Dem Wochenberichtüber die Weltrohstoffmärktte der Hamburger Kreditbank A. G., dem Nachfolge-Institut der Dresdner Bank in Norddeutschland, entnommen.

Die Weltmarktpreisentwicklung stand während der Berichtswoche sehr stark unter dem Einfluß der angespannten politischen Verhältnisse um Formosa. Die hiervon ausgehende Preisfestigung wirkte sich nicht nur auf die typischen südostasiatischen Erzeugnisse aus, sondern erfaßte darüber hinaus fast sämtliche hier notierten Welthandelsgüter. Neben dieser durch politische Einflüsse verursachten Festigung führte besonders bei Kupfer und Kakao eine sich verschärfende Knappheitssituation zum Anziehen der Preise. Die seit Wochen bestehende Festigungstendenz auf dem Frachtenmarkt nimmt auf die Preisbildung in verstärktem Maße Einfluß und zeigt gleichzeitig, daß die einzelnen Weltwarenmärkte eine Belebung erfahren haben. Sollte die Intensivierung der Geschäftstätigkeit anhalten, so ist mit einem erneuten Ansteigen des Welthandelsvolumens zu rechnen.

Einen Überblick über die Preisentwicklung In der Woche vom 24. bis 28. Januar vermittelt nachstehende Tabelle:

Von den 23 notierten Welthandelsgütern war bei 17 die Tendenz leicht gestiegen bis stark gestiegen und bei 2 leicht schwächer. Die Preise von 4 der notierten Waren, nämlich Aluminium, Blei, Zink und Jute, waren konstant.

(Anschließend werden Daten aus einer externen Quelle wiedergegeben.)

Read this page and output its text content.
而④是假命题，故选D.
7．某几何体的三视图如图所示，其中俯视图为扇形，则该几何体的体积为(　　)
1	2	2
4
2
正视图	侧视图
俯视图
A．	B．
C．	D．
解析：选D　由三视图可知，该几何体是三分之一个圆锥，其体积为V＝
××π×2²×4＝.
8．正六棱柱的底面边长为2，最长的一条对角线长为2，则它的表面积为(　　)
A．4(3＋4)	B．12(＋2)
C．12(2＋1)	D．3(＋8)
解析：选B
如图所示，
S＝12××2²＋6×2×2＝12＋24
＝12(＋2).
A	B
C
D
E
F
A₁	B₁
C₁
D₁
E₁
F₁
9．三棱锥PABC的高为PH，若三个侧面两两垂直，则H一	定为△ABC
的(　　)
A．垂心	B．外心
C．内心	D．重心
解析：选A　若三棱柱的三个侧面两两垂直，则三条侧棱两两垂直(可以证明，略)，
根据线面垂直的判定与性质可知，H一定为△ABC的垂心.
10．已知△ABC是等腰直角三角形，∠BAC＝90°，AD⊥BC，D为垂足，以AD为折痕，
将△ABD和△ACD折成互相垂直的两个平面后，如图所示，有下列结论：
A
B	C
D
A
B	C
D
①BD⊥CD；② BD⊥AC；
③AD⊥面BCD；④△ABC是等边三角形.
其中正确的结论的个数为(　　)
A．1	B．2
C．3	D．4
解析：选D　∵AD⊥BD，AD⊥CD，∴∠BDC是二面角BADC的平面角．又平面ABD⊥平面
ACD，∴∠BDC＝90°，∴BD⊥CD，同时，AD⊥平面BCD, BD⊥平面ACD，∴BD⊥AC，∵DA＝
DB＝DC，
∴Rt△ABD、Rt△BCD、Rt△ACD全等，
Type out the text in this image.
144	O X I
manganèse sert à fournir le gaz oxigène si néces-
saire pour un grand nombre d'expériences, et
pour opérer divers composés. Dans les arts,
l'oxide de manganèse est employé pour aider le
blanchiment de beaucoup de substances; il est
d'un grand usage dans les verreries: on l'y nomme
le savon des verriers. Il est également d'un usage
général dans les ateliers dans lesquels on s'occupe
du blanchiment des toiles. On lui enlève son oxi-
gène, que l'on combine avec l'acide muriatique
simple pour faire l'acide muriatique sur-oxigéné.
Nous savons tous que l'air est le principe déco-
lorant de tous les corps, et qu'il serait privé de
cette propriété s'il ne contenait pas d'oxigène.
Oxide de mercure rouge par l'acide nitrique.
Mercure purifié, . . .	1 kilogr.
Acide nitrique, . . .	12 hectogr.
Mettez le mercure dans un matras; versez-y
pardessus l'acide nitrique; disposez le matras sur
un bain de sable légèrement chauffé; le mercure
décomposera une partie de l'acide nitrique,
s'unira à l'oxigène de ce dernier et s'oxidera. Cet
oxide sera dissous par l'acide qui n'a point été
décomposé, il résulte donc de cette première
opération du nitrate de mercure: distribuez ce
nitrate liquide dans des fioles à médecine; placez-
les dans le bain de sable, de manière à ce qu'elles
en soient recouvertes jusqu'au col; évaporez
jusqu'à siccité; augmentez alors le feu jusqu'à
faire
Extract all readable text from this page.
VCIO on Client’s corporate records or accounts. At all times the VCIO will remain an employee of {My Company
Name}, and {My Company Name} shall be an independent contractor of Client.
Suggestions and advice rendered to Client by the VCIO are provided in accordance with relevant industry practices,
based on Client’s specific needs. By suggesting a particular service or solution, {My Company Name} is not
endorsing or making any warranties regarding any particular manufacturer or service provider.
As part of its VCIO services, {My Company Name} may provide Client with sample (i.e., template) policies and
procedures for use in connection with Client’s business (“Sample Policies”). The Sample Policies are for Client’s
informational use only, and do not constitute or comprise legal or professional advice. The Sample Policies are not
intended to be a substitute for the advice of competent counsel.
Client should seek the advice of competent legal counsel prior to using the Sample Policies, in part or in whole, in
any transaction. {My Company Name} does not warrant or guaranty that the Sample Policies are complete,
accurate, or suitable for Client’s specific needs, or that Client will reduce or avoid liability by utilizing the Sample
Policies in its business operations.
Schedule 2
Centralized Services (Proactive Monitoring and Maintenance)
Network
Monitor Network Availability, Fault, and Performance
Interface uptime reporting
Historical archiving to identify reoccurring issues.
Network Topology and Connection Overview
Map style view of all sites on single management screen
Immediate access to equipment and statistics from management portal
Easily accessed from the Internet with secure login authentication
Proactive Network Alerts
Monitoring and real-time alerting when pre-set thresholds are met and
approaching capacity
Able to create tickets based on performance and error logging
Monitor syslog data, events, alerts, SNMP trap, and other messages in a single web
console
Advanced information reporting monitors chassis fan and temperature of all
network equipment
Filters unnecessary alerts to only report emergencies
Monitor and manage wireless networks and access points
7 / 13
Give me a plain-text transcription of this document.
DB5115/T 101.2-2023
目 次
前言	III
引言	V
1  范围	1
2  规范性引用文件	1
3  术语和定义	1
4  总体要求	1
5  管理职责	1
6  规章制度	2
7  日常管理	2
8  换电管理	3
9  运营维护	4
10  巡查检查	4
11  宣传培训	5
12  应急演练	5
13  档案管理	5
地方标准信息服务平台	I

Getrede: Während der Berichtswoche festigten sich alle Getreidenotierungen. Besonders stark war der Preisanstieg bei Gerste in Winnipeg, der durch US-amerikanische Käufe ausgelöst wurde. Bei Mais belebte sich das Ausfuhrgeschäft als Reaktion auf das argentinische Mais-Ausfuhrverbot, das zur Sicherung der inländischen Futtermittelversorgung erlassen wurde, ohne jedoch bisher einen starken Preisanstieg hervorzurufen. Da sich auch durch die Dürre die Ernteaussichten in Argentinien verschlechtert haben, ist zu vermuten, daß Argentinien für eine gewisse Zeit als Maislieferant ausfallen wird.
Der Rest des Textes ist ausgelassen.